Cosa devo fare se il mio cane ha un attacco di convulsioni?

Quando ci troviamo di fronte ad un attacco di epilessia con crisi epilettiche in nostro cane, la prima cosa che sappiamo è che dobbiamo mantenere la calma, sdraiarsi, l’animale, per evitare di ingoiare la lingua, lasciare che, per recuperare e applicare il trattamento raccomandato.

Una maggiore propensione di alcune razze, convulsioni

Gli attacchi di epilessia sono più probabile che si verificano in certe razze: Pastore tedesco, San Bernardo, Setter, il Beagle, il Barboncino, alcuni di il Bassotto e il Basset Hound. La prima crisi epilettica si manifesta spesso in cani di età compresa tra i sei mesi e i cinque anni. È necessario imparare come agire, dal momento che l’epilessia non implica la morte dell’animale, ma può avere gravi effetti collaterali.

Passaggi precisi durante gli attacchi e sequestri

La chiamata di epilessia idiopatica o essenziale nei cani è una malattia del cervello, che è caratterizzata da una sintomatologia simile a quella che si manifesta nelle persone che soffrono dello stesso problema. Quando si avvia un attacco imprevedibile e casuale, produce una scarica di energia nel cervello che causa al cane I movimenti del pedale estremità, salivazione abbondante, la minzione o la defecazione involontaria, e perdita di coscienza. Dobbiamo essere preparati per questa situazione.

La prima cosa da fare è mantenere la calma e mettere l’animale in una posizione in cui non sbattere o cadere da un luogo elevato. Dobbiamo trattare con grande cura, come si ritrova in una situazione particolarmente delicata. L’ideale sarebbe metterlo su una superficie morbida, come un materasso o alcuni cuscini in modo che rimane confortevole e non fa male a causa della crisi.

Ci sono quelli che ci consigliano di evitare l’animale ingoiare la sua propria lingua, perché in questo modo è possibile mantenere l’ossigenazione. Ma il buon senso ci dice che se si mettono la mano nella bocca del cane, si corre il rischio di prendere un morso. il Terminato il sequestro, è necessario lasciare che il cane riposare in un luogo tranquillo, come si sarà esaurito. Il veterinario indicare il corretto trattamento, quando ritenuto opportuno, normalmente consisterà nella somministrazione di un rilassante muscolare, come il Valium, che deve essere applicato per via rettale. Il proprietario stesso può applicare questo rilassante il cane quando si arriva a soffrire di una crisi epilettica.
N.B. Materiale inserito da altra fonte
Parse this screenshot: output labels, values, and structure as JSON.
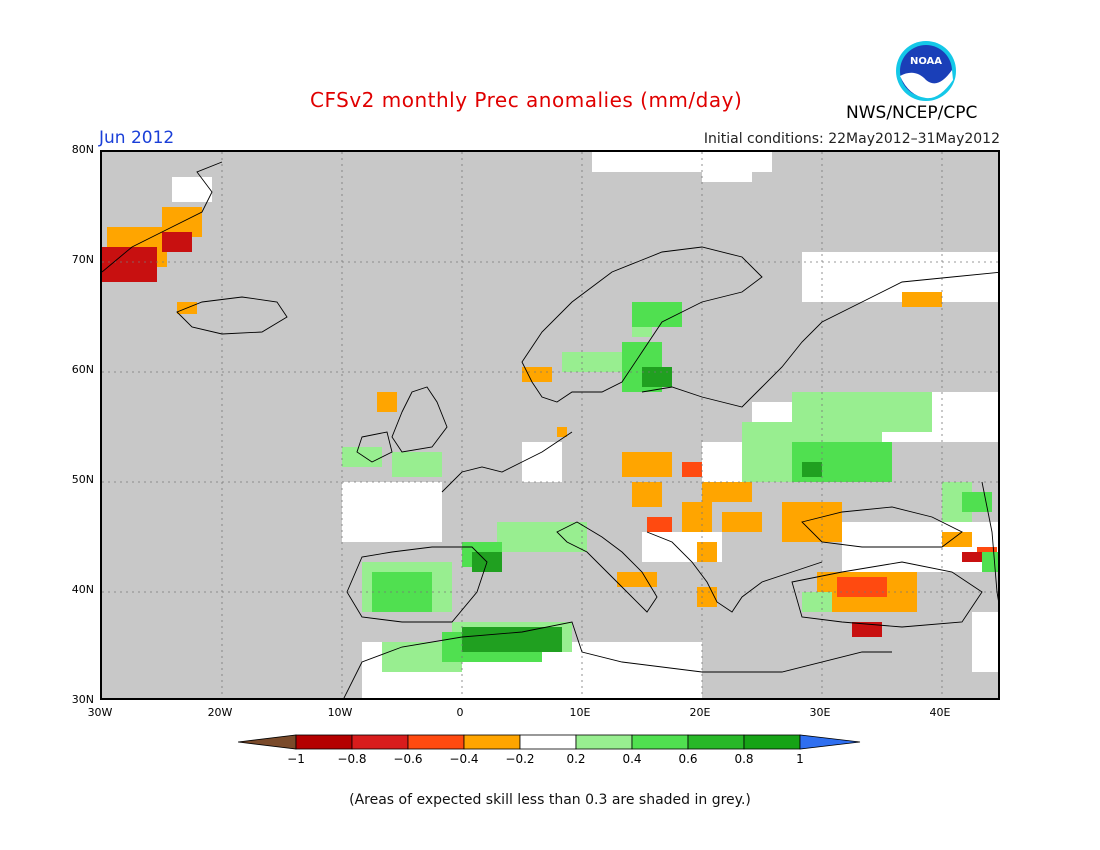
{
  "title": "CFSv2 monthly Prec anomalies (mm/day)",
  "month": "Jun 2012",
  "initial_conditions": "Initial conditions: 22May2012–31May2012",
  "agency": "NWS/NCEP/CPC",
  "logo_text": "NOAA",
  "footnote": "(Areas of expected skill less than 0.3 are shaded in grey.)",
  "lat_labels": [
    "80N",
    "70N",
    "60N",
    "50N",
    "40N",
    "30N"
  ],
  "lon_labels": [
    "30W",
    "20W",
    "10W",
    "0",
    "10E",
    "20E",
    "30E",
    "40E"
  ],
  "colorbar": {
    "labels": [
      "−1",
      "−0.8",
      "−0.6",
      "−0.4",
      "−0.2",
      "0.2",
      "0.4",
      "0.6",
      "0.8",
      "1"
    ],
    "colors": [
      "#7a4a2a",
      "#b40000",
      "#d81c1c",
      "#ff4a10",
      "#ffa500",
      "#ffffff",
      "#98ee90",
      "#50e050",
      "#28b828",
      "#16a316",
      "#2f6ff0"
    ]
  },
  "map_colors": {
    "grey": "#c8c8c8",
    "neutral": "#ffffff",
    "dry_strong": "#c81010",
    "dry": "#ff4a10",
    "dry_weak": "#ffa500",
    "wet_weak": "#98ee90",
    "wet": "#50e050",
    "wet_strong": "#20a020"
  }
}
Cani epilettici e gli attacchi che avvisa

La crisi epilettiche possono per essere di maggiore o minore intensità. Ci sono alcune indicazioni sul comportamento dell’animale prima dell’attacco, come un cane che si rivela essere più nervoso e irrequieto del solito.
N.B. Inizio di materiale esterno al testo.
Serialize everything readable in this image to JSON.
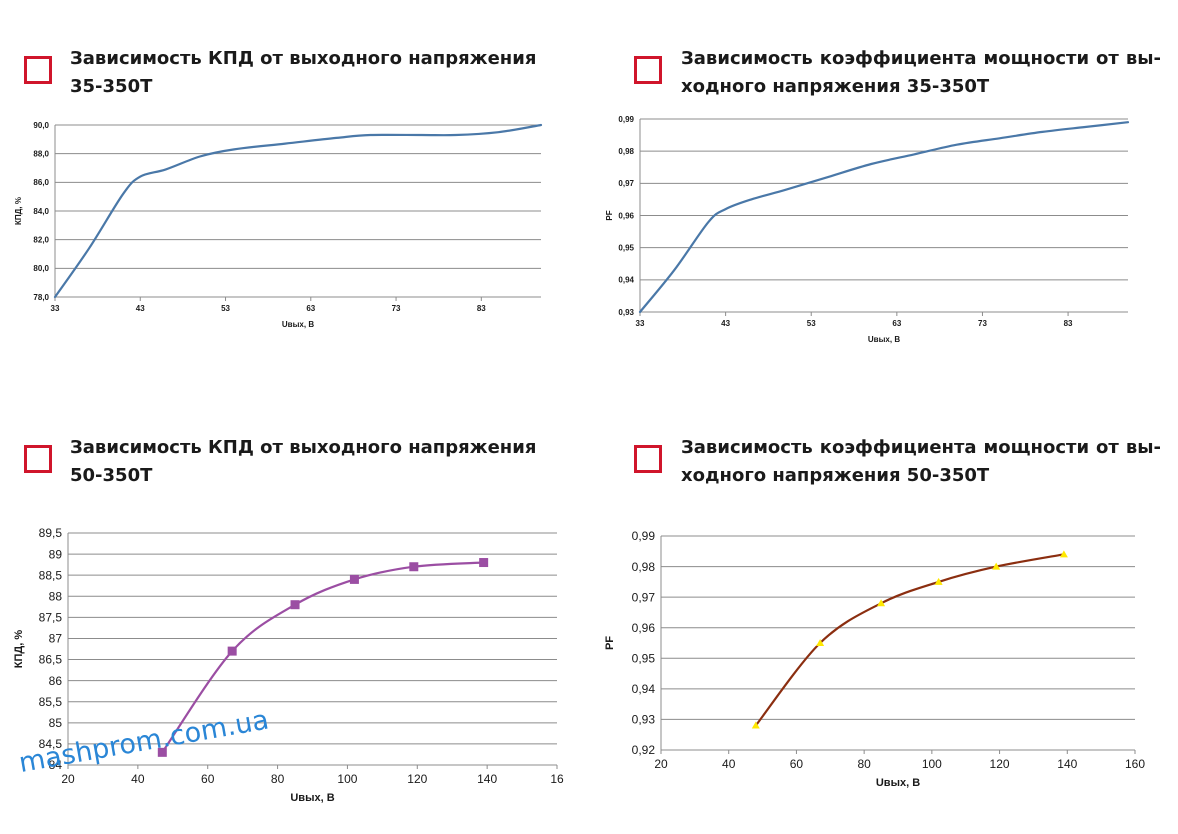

Se si prevede l’attacco, siamo in grado di mettere in pratica il primo soccorso, come mettere il cane in un posto dove c’è un pericolo che possa colpire la testa per non correre il rischio di cadere da qualsiasi altezza considerevole. Si raccomanda inoltre di mettere il cane su una superficie morbida, preferibilmente sul pavimento in modo che non possa cadere.

la Durata delle crisi epilettiche

anche se agli occhi dei proprietari, un attacco può sembrare eterno, infatti questi attacchi non vanno oltre i due minuti, il passato, questa volta l’animale sarà disorientato e stanco. Epilessia idiopatica, nei cani è incurabile, è molto probabile che richiede un trattamento per tutta la vita.

Né può essere qualcosa rilevato tramite scansioni o raggi x e, in generale, non richiede un trattamento di emergenza, salvo i casi di attacchi che si ripetono in un breve spazio di tempo, qualcosa che può essere molto pericoloso per il nostro animale domestico e, in questo caso, sarà necessario procedere con un trattamento a base di barbiturici.

L’animale non soffre durante l’attacco, anche se sembra il contrario.

suggerimenti

Quando guardiamo i sintomi la cosa migliore da fare è rapidamente ricorrere ad un veterinario. Il trattamento che lo specialista a prescrivere dovranno essere seguite alla lettera, agli episodi epilettici sono ridotti il più possibile.

infatti, attentati, sequestri sono il sintomo di una malattia esistente nel cervello dell’animale, nello stesso modo che la diarrea è un sintomo di un disturbo dell’apparato digerente. In molte occasioni, è possibile determinare che tipo di disturbo è causato da attacchi: un tumore, una malformazione congenita o un ictus, ma alcune volte non è possibile determinare la causa, e in quest’ultimo caso, l’epilessia è chiamato idiopatica.

Quando in medicina veterinaria, una malattia chiamata idiopatica, è in genere perché se non si conoscono le cause che hanno origine.